What’s a parent to do?
What you need to know:
You may find slow eaters in kids who were made to eat by themselves at a relatively young age. Maybe the parents wanted to foster independence early; maybe they have more than one child to tend to and so the older ones don’t have the luxury of being fed.
In any case, children who are fed by an adult are subconsciously trained to chew and swallow faster than those who feed themselves. Parents may be unwilling to wait, or they ask the child repeatedly to swallow as the next spoonful is already waiting at the gate.
Self-eaters do not share the same motivation.
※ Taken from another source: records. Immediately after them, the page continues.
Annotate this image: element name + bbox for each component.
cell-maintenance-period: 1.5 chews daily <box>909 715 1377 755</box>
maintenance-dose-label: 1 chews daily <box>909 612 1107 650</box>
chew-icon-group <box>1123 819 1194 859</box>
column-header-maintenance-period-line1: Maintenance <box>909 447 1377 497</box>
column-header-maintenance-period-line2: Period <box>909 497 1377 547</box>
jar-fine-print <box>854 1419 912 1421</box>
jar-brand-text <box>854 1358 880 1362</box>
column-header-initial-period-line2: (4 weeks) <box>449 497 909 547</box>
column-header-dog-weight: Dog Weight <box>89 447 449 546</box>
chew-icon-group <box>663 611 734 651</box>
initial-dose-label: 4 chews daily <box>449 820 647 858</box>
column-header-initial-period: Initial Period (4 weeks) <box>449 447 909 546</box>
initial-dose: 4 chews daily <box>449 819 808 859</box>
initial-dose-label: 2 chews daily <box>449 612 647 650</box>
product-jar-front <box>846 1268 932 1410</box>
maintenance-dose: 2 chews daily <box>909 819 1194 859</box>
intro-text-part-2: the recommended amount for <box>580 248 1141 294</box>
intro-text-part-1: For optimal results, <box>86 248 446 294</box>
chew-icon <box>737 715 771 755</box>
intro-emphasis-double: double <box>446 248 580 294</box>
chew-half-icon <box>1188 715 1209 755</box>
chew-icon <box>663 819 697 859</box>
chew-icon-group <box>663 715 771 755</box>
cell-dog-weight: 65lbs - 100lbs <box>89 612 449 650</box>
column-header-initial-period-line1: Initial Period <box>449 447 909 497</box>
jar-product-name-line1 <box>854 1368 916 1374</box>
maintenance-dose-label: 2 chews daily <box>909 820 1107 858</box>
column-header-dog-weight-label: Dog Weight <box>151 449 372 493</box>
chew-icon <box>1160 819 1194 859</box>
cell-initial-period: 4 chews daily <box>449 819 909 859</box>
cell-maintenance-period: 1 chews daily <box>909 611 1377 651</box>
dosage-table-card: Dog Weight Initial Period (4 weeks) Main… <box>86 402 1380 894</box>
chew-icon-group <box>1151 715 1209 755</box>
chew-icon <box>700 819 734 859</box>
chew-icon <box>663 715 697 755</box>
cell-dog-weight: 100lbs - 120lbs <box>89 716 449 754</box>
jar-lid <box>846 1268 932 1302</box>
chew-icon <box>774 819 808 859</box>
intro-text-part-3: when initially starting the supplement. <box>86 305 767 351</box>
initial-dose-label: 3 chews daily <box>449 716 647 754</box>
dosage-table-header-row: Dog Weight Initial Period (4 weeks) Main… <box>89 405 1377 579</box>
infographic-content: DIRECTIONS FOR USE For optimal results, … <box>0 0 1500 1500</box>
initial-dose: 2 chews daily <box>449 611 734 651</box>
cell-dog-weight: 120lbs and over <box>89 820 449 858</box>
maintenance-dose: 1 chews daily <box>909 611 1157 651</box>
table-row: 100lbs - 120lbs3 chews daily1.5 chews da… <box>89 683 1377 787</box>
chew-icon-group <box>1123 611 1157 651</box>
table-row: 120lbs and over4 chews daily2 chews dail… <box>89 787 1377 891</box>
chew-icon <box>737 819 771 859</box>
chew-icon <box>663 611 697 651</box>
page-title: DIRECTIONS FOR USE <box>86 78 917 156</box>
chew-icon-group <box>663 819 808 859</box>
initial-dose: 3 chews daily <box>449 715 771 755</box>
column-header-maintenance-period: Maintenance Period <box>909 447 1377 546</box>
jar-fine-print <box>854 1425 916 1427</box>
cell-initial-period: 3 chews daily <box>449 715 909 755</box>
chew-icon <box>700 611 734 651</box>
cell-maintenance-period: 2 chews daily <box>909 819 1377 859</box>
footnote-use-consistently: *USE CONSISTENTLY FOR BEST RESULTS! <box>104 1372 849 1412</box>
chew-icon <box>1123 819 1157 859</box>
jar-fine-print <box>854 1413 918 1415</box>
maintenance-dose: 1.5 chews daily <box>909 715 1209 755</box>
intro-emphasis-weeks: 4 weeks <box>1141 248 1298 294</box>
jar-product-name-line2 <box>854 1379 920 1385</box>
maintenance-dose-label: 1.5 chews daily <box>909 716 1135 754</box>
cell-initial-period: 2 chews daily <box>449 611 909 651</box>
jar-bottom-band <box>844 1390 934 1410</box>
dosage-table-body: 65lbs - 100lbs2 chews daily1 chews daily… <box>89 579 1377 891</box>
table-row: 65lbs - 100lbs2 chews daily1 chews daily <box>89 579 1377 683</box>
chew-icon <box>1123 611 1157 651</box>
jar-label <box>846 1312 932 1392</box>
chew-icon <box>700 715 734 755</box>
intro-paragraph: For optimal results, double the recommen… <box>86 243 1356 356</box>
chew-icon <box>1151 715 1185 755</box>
They take their time, perhaps imagining dragon battles and tea party in between each mouthful. As a result, their soup is cold and their rice dried out by the time it goes down to their semi-full tummy.
What you can do:
It’s unfair to expect children to eat at the speed of their parents but we all have places to be, things to do.
So here’s what I suggest:
- Split the meal into two portions, preferably into separate bowls.
- Let the child eat from one bowl while you feed them from the second bowl, your bowl.
- Let them take their time with their bowl, while you keep them on pace with your bowl. At the very least, the child will finish 50% of their food, from the second bowl.
- Give the child a timeline to work with: “You have ten minutes to finish your food.”
- Give the child a goal to work towards: “We will go to grandma’s place after this. Do you want to go? Then finish your food.”
- Don’t give them a hard time if they do not finish their bowl, especially if they tell you they are already full. This prevents them from making over-eating a habit.
- Do this consistently, reducing the amount of the food in your bowl and allowing them to be in charge of a larger portion.